Barcelona ostrzy nóż przed starciem Arsenalu
Hiszpańscy giganci są w złowieszczej formie, podczas gdy koła spadają z mody Kanonierów

David Ramos/Getty Images
Gdy sezon Arsenalu pokazuje pierwsze oznaki rozpadu, Barcelona, drużyna, która zawsze cieszyła się z wykolejenia Kanonierów, przygotowała się do corocznego starcia, pokonując 7-0 Valencię Gary'ego Neville'a w pierwszym meczu półfinałowego Copa del Rey. finał na Camp Nou.
Arsenal, który obecnie walczy ze spadkiem formy, w wyniku którego przesunęli się z pierwszego na czwarte miejsce w Premier League, zmierzy się z hiszpańskimi gigantami w ostatnich 16 meczach Ligi Mistrzów 23 lutego i biorąc pod uwagę obecną formę obu drużyn, może to być przerażająca noc dla północnej strony Londynu.
Podczas gdy Kanonierzy wygrali tylko jeden z ostatnich pięciu meczów – nieprzekonującą porażkę 2:1 z drużyną Championship Burnley w FA Cup – Barcelona wygrała dziewięć w odbiciu i jest teraz niepokonana w ostatnich 27 meczach. do października. I chociaż Arsenal strzelił zaledwie pięć goli w ostatnich pięciu meczach, Barcelona już teraz ma trzy liczby w tym sezonie.
Ale jeśli Arsenal będzie miał dużo zmartwień pod koniec tego miesiąca, to Neville cierpi dziś rano.
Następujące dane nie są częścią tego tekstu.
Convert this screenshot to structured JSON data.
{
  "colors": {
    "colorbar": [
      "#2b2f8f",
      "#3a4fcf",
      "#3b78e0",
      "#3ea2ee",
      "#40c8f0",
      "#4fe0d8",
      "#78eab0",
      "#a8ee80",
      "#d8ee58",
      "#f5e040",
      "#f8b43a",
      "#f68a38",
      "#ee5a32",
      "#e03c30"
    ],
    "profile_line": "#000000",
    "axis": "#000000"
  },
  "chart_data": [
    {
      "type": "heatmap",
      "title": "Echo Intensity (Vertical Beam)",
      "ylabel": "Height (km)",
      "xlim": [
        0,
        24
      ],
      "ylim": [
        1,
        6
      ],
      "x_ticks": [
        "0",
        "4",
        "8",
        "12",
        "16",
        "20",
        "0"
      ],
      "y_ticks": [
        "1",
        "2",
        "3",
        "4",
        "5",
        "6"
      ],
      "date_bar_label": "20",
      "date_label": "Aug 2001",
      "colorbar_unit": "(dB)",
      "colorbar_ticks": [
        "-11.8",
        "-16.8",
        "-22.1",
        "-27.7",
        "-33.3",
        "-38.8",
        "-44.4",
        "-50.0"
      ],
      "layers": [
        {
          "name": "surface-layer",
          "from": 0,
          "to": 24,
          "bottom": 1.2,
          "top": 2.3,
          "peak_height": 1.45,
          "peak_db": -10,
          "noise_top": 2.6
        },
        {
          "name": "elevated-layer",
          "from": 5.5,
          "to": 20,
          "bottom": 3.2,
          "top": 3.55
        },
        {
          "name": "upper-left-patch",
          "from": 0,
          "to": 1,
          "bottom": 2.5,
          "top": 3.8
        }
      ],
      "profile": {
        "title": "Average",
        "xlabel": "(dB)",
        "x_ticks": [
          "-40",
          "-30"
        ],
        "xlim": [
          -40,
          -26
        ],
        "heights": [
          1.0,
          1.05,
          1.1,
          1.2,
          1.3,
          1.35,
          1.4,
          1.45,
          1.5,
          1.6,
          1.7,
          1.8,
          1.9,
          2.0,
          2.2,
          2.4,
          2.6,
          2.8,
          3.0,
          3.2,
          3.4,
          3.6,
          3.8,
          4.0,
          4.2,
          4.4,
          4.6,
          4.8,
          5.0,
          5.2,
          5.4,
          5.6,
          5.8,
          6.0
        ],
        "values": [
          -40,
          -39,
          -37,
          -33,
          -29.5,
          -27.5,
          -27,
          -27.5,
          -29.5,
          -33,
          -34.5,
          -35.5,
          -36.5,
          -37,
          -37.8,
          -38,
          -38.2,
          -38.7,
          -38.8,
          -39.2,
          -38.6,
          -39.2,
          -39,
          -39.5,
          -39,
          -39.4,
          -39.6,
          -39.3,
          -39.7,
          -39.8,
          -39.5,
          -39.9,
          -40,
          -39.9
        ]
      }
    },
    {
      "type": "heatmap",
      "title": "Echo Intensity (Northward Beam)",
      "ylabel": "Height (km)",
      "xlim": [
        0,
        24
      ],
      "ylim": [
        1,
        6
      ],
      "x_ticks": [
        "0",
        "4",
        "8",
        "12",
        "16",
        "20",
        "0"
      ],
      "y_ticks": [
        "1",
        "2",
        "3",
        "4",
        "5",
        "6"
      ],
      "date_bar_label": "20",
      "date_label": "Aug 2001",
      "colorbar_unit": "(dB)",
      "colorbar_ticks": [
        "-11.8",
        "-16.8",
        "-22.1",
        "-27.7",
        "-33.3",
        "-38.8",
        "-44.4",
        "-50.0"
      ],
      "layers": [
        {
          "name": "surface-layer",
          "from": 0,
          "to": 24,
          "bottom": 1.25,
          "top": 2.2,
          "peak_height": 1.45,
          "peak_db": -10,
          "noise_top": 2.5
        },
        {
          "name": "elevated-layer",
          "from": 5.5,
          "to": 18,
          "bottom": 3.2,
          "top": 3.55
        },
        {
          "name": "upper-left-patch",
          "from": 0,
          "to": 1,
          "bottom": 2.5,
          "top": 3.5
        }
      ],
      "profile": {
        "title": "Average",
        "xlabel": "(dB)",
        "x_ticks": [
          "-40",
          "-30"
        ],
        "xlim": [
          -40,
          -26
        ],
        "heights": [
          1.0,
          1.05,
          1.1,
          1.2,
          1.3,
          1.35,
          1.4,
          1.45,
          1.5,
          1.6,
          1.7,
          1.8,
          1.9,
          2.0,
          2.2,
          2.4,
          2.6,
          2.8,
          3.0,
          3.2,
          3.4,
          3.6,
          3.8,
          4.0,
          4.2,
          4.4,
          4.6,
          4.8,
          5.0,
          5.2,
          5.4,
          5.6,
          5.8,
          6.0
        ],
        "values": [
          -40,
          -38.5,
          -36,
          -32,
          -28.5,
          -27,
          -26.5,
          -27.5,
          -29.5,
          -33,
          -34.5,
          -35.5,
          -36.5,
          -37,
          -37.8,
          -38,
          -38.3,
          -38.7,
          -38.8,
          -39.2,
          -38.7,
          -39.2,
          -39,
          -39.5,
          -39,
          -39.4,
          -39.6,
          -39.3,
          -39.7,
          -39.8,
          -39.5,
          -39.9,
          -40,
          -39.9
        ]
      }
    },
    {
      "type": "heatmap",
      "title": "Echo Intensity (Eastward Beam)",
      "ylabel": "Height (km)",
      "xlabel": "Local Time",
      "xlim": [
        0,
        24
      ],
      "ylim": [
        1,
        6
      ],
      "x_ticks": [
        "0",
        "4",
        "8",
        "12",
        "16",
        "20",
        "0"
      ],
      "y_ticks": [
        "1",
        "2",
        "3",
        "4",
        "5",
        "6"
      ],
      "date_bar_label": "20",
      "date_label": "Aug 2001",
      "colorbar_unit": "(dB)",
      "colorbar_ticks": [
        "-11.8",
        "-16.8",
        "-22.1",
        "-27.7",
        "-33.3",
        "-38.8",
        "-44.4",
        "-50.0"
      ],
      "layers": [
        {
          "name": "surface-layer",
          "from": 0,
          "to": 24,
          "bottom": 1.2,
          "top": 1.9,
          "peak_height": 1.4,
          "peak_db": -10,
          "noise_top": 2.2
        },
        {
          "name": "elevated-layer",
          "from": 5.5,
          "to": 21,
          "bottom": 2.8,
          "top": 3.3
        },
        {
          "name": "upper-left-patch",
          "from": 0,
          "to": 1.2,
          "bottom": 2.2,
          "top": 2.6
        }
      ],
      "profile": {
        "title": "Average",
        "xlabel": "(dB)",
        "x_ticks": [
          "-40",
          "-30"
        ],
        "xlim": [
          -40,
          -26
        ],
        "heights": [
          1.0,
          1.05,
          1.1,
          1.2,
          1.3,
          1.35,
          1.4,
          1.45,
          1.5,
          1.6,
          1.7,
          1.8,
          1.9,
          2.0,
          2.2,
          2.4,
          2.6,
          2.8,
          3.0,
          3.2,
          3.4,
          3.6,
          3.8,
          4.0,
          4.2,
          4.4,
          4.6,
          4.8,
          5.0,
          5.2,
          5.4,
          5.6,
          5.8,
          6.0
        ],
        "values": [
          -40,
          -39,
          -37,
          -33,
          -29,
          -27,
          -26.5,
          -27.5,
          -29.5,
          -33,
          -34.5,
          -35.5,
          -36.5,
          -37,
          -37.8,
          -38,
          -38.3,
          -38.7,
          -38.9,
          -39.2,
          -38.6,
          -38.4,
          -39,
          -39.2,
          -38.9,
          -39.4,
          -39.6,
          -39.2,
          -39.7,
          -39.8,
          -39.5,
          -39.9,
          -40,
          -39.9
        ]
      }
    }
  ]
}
Na początku grudnia były obrońca Manchesteru United i Anglii rozpoczął karierę eksperta telewizyjnego, by przejąć stery w Walencji, ale nie wygrał w ośmiu meczach ligowych, a teraz był świadkiem upokorzenia swojej drużyny z rąk Mistrzowie Europy.
„Nie będę dziś dobrze spał” – powiedział dziennikarzom po meczu. „To jedno z najgorszych doświadczeń, jakie kiedykolwiek przeżyłem w piłce nożnej”.
Luis Suarez i Lionel Messi podzielili się między sobą golami, a Suarez strzelił cztery gole przeciwko drużynie z Walencji, która grała w drugiej połowie z dziesięcioma zawodnikami po dymisji Shkodrana Mustafiego. Dla Messiego w zestawieniu znalazł się osobisty punkt zwrotny, a jego drugi tego wieczoru zaprowadził go do 500 bramek w karierze.
Wynik byłby gorszy, gdyby Neymar nie chybił rzutu karnego, ale nie będzie to miało większego znaczenia dla Barcelony, która z pewnością awansuje do ostatniej czwórki rozgrywek.
„Wkrótce po meczu #Nevilleveteya, co oznacza „Neville go now”, zyskał popularność w Walencji na Twitterze”, donosi [2] BBC. Lokalna stacja radiowa Cadena Cope poinformowała, że singapurski właściciel Walencji, Peter Lim, zastanawia się teraz nad przyszłością swojego menedżera.
Zapytany, jak radzi sobie z presją, Neville odpowiedział, że jest „w porządku” i krótko zadał pytanie dotyczące możliwej rezygnacji. – Nie – powiedział. Kiedy temat został ponownie poruszony później na konferencji prasowej, warknął: „Następne pytanie. Odpowiedziałem na to wcześniej. Myślę, że wyraziłem się bardzo jasno.
Przepraszając fanów Walencji, powiedział: „Pozytywność była w moim życiu niewzruszona. Ostatnio miałem wątpliwości jako gracz 18 lat temu i od tego momentu opracowałem mechanizm radzenia sobie z takimi sytuacjami.
Następny mecz Valencii to niedzielne spotkanie ligowe z Realem Betis i Neville wie, że jego los może zależeć od wyniku. – Bądź jasny – powiedział. „Musimy dostarczyć w niedzielę”.